劉:はい、まず「北九州の良いところ」を見つけ、それをビジネスや観光で北九州市を訪れる人たちにアピールすることで、ビジネスチャンスや雇用の創出、観光誘致などを進めようという内容の提案です。
北九州市では、非常に高度な環境関連の取り組みが進められています。そこで、「GO! 北九州エコの旅『北九州市新成長戦略』」というテーマで、環境・観光産業に特化した商談展示会の開催や、外国人観光客向けパッケージツアーの企画などを通じて、北九州市を活性化させる提案のプレゼンを行いました。
北九州に住み続けている市民ではなく、留学生の視点で北九州市の良いところを探し、ゼミの仲間と一緒に動画や説明文章を制作したことで、「市長賞」という大きな賞を頂けたのだと思います。


中国に持ち帰りたいのは「おかげさまで」の精神

Q:貿易関連の仕事が目標とのことですが、「中国で売りたい」と感じた日本の商品はありますか。

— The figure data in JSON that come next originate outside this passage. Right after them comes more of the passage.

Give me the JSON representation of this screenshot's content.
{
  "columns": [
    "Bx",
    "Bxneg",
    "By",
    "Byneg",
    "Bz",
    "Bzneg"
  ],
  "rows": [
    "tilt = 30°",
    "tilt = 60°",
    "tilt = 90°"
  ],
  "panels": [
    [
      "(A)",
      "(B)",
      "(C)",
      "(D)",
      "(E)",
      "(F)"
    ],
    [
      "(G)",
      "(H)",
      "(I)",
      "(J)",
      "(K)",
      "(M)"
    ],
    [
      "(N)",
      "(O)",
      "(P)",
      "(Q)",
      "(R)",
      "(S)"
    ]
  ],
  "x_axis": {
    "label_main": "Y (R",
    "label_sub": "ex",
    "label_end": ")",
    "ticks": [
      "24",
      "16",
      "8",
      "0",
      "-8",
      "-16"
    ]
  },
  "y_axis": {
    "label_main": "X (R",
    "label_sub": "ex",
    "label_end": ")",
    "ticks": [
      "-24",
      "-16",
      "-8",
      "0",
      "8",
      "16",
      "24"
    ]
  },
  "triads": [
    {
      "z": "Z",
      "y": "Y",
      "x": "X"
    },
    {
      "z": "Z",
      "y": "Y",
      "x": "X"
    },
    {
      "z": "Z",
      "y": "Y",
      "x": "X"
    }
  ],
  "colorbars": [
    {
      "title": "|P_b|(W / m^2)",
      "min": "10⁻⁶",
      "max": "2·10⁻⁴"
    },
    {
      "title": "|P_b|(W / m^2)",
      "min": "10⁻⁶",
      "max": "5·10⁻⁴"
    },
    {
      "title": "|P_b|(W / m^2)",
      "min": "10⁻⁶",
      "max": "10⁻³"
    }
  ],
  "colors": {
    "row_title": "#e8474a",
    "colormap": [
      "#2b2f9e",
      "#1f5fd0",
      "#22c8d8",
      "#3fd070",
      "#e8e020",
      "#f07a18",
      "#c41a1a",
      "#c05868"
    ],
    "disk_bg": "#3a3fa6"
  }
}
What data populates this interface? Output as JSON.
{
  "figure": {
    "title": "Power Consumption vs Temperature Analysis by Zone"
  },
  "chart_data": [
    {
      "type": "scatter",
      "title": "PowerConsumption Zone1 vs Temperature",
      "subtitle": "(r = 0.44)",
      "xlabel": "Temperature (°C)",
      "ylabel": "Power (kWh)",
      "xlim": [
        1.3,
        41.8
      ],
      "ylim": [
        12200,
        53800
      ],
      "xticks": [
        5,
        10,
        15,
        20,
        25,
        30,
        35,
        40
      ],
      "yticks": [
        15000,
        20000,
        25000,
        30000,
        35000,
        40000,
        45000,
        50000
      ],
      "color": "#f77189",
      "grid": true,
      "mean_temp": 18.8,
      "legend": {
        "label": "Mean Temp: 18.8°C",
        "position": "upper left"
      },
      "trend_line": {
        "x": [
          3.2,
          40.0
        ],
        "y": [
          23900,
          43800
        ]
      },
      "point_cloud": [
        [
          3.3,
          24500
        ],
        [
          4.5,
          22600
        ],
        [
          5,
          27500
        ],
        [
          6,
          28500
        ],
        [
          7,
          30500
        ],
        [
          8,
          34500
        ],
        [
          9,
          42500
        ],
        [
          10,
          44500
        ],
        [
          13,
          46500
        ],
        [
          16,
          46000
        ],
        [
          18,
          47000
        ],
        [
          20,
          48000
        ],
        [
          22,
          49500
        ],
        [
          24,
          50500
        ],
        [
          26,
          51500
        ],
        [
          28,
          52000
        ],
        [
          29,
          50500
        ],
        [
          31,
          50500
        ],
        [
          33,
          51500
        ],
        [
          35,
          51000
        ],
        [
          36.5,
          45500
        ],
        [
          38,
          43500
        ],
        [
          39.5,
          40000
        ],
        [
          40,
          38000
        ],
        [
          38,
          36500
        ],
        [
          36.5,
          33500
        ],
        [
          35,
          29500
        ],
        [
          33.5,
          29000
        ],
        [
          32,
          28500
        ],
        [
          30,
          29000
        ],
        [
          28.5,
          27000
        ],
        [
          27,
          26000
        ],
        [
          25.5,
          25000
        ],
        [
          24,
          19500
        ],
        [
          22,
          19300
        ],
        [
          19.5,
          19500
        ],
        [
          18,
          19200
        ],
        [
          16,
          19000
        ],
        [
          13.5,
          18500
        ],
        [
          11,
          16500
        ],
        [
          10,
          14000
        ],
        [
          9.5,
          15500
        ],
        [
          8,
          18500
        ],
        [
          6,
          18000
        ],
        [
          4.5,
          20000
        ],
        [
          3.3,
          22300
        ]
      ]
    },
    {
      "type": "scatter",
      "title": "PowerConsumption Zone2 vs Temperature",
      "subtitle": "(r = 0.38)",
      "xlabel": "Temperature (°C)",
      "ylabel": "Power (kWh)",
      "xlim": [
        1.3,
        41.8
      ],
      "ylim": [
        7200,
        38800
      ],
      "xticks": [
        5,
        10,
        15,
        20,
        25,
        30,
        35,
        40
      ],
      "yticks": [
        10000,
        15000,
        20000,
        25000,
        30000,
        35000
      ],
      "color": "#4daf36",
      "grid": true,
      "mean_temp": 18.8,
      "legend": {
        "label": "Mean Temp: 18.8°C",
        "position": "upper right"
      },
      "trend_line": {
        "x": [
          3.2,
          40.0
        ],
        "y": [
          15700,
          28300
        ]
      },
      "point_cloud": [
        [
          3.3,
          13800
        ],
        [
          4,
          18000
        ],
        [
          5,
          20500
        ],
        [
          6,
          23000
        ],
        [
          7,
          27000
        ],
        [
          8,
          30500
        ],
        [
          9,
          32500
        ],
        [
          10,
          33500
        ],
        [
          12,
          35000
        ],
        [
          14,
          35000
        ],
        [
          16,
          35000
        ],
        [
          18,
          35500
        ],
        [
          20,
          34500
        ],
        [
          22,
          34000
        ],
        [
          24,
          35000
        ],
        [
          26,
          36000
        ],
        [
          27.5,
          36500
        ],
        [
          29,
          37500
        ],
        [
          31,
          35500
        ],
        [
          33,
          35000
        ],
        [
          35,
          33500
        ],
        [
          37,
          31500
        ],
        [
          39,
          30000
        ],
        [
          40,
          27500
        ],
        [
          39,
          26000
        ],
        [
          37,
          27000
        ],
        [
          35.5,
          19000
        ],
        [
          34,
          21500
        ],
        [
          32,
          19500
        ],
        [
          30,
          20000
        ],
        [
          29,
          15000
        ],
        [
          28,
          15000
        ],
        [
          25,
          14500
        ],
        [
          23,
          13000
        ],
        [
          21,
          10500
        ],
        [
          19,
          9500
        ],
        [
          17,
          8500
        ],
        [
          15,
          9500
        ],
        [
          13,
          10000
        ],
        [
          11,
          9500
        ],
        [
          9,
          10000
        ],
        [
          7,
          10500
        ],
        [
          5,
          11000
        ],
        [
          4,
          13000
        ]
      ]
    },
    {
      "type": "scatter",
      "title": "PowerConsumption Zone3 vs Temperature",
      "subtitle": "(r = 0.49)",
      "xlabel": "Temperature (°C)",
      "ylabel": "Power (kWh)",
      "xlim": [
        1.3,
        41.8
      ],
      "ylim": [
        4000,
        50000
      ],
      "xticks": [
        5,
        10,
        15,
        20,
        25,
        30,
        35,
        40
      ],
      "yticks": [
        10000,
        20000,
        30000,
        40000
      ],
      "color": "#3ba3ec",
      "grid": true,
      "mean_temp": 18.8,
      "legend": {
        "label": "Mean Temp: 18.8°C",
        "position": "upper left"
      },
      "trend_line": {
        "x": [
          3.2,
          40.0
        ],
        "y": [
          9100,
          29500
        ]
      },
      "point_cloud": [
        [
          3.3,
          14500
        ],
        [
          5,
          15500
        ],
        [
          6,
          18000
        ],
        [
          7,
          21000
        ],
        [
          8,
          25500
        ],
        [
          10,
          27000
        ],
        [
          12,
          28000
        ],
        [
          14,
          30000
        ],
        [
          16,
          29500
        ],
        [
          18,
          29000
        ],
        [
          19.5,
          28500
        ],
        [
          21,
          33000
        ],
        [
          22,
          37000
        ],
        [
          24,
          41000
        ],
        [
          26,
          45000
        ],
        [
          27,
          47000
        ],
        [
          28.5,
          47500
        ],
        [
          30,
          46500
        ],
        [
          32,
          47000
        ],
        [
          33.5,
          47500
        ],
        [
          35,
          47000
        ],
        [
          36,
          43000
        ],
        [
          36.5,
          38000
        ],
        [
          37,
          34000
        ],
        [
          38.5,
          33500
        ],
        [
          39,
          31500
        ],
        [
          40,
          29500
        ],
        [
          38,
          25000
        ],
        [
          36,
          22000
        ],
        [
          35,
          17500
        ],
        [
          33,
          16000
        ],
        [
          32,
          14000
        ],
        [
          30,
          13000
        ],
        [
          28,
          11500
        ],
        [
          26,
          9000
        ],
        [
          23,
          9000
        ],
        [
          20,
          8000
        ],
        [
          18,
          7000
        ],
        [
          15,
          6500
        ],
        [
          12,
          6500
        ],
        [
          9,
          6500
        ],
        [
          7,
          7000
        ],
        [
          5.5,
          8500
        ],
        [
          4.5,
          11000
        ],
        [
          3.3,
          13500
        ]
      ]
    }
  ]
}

劉:商品ではなく、「サービス」を持ち帰りたいと考えています。GDPだけを見ると、中国は先進諸国と肩を並べる経済大国になりましたが、「サービス」はそれほど重視されていない。そこが、中国に足りない部分であり、もしも中国が現状の経済発展を維持しながら、サービスのレベルも日本と同等、あるいは超えることができたら、本当の意味で「先進国」になれると思っています。
私は、九州共立大学の図書館でアルバイトをしていますが、ここでも「利用者サービスの充実」を重視していて、利用者アンケートや、利用者の立場から考えた業務改善のミーティングなどを実施しています。その甲斐あって、昨年は一昨年と比較して、図書館利用者が増加したそうです。

企業経営に当てはめると、サービスを充実させることで集客力や売り上げを向上させるということですよね。「人の立場で考えることが、結局は自分に返ってくる」というサービスの考え方を、母国に持ち帰りたいと考えています。

Q:まさに、日本人が「美徳」とする精神ですね。

劉:白川 美知子先生の講義を受けた影響が大きいと思います。白川先生は、常々「コミュニケーション能力を高めるには、『話す』より『聞く』ことの方が大切」「コミュニケーションの基本は挨拶」とおっしゃいます。 中国の人々は自己主張が大変強く、それは短所であり長所でもあると思うのですが、日本の人たちは総じて、自己主張よりチームワークを大切にします。私は1年次から大学祭実行委員会に所属し、大学祭の準備や出店者の方々との折衝・調整を担当してきました。その中で、国籍も性別も超えて目標に向けて団結する姿勢、トラブルが発生した時も「お互い様」と許し合う気持ち、周囲の人たちに「おかげさまで」と感謝する心など、「サービス」につながる日本の精神をたくさん学ぶことができました。
現在、中国の広州への進出を検討している地場企業から声をかけていただいており、卒業後、その企業に就職する可能性が高いのですが、母国に帰っても、大学在学中にお世話になった方々への恩とご縁を、ずっと大切にしていきたいと考えています。